Is the political and industrial landscape so changed today that a new ‘France 1968’ is ruled out? Well, when Sarkozy – as he has done – talks of the need to eliminate the spirit of ’68, then it obviously still worries him.
The prospect of such a development clearly still haunts the bosses and politicians of France and neighbouring countries every time they see workers spoiling for a fight.
This would not be the case if the ghost had truly been laid to rest! Sarkozy is now the least popular head of state since the war; Lycée students in struggle at present have carried placards reminding him of the humiliation of de Gaulle in ’68, pasting Sarkozy’s face on posters from that time.
Was it an insurrection? Yes, at least the beginnings of one. Could it have succeeded? Only if a party had been in place with a clear programme for taking power. And that would have taken time and skill to develop.
It is salutory to see that a relatively small party, the PSU (Unified Socialist Party), which put forward semi-revolutionary ideas during the events did experience rapid growth in support as workers moved towards revolution. It was a false argument of the CP that the working class was not ‘ready’ for revolution – in 1968, in 1936 or any time!
As Trotsky explained, it is the active involvement of ‘the party’ in the struggles of the working class that develops both the party itself and the political consciousness of the working class in a truly dialectical way.
In other countries in 1968, where students were involved in campus and street protests in vast numbers, they were not joined by workers in the same way. In France the workers’ slow-burning resentment against authority was fuelled not only by the bosses’ daily exploitation and the growth, even during a boom, of unemployment and inflation, but also by the dictatorial methods and arrogance of the 20th century Bonaparte, de Gaulle.
That particular combination of factors will not reappear in an exact replica but the ‘threat’ of new ’68s remains. Now, with deep recession in view internationally, we can expect the capitalists’ media to try even harder to keep the real lessons of May 68 from view.
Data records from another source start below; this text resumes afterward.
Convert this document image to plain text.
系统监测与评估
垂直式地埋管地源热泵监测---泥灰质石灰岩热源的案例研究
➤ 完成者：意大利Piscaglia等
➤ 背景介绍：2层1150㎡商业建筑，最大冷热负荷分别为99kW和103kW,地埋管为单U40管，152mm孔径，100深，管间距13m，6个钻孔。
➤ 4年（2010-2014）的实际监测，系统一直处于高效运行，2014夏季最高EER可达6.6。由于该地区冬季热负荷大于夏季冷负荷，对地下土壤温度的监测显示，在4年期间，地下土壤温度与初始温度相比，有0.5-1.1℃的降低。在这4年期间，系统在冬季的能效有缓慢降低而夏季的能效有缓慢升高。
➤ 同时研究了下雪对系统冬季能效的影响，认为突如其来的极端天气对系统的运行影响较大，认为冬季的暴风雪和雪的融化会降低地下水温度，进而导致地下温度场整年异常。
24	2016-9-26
There has already been a spate of reminiscences from ageing intellectuals about the ‘mid-summer madness’ that gripped them for a brief moment in their youth. They have ‘come to their senses’ and now deny that revolution was possible, let alone desirable.
Lessons for future
SOCIALISTS INTERNATIONALLY must retell the story as it was – the greatest general strike in history, that brought capitalism to its knees. A strike that showed that socialism can be ushered in relatively peacefully, once the idea has gripped every layer in society.
Going over these great events can help prepare a whole generation for the new and bigger strike battles that lie ahead in France and internationally. It can give great confidence to those engaged in the vital task of building new mass workers’ parties and in fighting for socialist policies that will finish with capitalism once and for all.